Although BHCS has the freedom to invest across the entire commodity space – and has five specialists covering energy, precious metals, base metals, agriculture, and derivatives – it will often have no exposure to certain commodities and is highly opportunistic about focusing on the most promising areas. For instance, in 2012 no major positions were taken in base metals and there was only a brief soybeans trade in the agricultural space. Three trades were the main drivers of performance in 2012.

The first was an arbitrage trading strategy, owning European Brent crude oil and shorting the US oil benchmark, West Texas Intermediate (WTI). The rationale behind this trade was fundamental as WTI was vulnerable to shale oil coming on stream and delays to pipeline logistics. Meanwhile, Brent was not pricing in enough tail risk for possible supply shocks (Iran-Israel, Sudan and Yemen conflicts). As typical for BHCS, options were used to express the ideas and create an asymmetric risk/reward profile. The term structure added to the appeal of the trade since an upward-sloping contango made it cheaper to short WTI and steep backwardation in Brent generated a positive roll yield. This spread trade generated approximately half of the 9% gross return for BHCS in 2012. The second key trade was initiating an outright long in gold after Draghi’s “whatever it takes” speech.
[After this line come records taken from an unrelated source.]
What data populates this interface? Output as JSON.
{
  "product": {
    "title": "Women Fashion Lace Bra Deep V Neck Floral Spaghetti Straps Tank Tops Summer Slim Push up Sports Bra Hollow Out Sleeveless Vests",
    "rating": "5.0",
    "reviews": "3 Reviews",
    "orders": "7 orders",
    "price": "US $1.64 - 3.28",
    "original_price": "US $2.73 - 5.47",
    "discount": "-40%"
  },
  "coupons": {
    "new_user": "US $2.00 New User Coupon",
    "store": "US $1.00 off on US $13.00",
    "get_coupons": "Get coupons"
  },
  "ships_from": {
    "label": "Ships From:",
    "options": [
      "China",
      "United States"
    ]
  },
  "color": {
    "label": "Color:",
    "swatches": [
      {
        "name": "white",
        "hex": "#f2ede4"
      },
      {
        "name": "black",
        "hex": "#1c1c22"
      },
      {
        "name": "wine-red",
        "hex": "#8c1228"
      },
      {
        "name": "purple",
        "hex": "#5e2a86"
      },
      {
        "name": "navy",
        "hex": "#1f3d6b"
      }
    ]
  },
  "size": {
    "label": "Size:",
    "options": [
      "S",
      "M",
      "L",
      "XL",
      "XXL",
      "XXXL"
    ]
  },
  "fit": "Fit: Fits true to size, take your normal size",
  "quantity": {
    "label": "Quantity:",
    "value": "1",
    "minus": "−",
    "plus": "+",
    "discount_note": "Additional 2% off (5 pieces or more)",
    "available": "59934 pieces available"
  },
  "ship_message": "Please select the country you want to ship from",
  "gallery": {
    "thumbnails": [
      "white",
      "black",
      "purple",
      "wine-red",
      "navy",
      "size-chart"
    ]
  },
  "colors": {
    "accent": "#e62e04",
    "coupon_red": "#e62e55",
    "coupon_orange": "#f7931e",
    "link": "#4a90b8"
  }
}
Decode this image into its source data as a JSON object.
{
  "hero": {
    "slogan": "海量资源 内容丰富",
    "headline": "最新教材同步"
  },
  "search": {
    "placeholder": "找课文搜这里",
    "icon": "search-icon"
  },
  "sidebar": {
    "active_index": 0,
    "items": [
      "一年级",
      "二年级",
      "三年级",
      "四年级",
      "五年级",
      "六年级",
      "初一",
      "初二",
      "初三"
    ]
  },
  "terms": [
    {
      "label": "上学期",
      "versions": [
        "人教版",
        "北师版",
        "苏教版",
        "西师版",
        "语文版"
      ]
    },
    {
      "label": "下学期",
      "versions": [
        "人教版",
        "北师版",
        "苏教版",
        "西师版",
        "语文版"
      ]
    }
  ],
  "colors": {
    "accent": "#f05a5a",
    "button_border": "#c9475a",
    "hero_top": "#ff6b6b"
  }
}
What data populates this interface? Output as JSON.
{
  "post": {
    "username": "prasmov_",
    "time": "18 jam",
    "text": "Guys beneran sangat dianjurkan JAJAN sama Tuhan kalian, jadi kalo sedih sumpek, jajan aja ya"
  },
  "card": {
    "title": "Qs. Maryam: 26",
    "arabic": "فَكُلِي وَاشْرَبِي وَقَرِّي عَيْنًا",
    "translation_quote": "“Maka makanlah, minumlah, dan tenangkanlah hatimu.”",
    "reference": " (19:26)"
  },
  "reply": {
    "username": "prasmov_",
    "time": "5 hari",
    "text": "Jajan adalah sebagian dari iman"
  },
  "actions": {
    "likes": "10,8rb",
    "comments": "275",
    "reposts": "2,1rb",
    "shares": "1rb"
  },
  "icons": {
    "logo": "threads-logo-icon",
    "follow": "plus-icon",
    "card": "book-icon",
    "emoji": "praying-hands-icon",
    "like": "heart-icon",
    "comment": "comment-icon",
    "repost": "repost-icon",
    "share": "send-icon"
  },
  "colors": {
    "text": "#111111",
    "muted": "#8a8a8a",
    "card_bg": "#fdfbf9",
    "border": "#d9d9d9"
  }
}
BHCS chose to own gold in euro terms, partly because precious metals were expected to benefit and the euro was expected to suffer. Additionally, call options in euro terms were cheaper than in dollar terms.

The third trade was owning energy with strong downside protection. Between January and July last year the energy market corrected by 25%, but the fund only lost 3%. BHCS was using just one-third of its Value at Risk (VaR) limit as the macro picture from Europe was worrisome, with negative news coming from Spain and widening credit spreads. Like all Brevan Howard funds, BHCS is opportunistic in deciding when to use its risk budget and can stay cautious for extended periods if the right trades cannot be found. The fund is overseen and helped by Brevan Howard’s 26-strong risk management team.

Nicolas forms top-down views based on the supply and demand balance for commodities. His 2013 outlook is potentially bullish. Commodities have lagged behind equities to such a degree that there could be scope for a catch-up rally if global growth becomes more sustainable. Two additional factors also mean that BHCS could construct trades with as much potential upside as those that made 35% over a few months in 2008. The low levels of implied volatility in energy markets mean that the fund could buy a substantial amount of optionality without overstepping its risk budgets. Moreover, the term structure in energy markets once again results in positive carry. Elsewhere, the view is that unprecedented monetisation from the Bank of Japan could cause a gold rally, but BHCS is also well aware that a shift into equities has been bad for gold. This strategy currently runs approximately $1.5 billion including $700 million from the Brevan Howard Master Fund.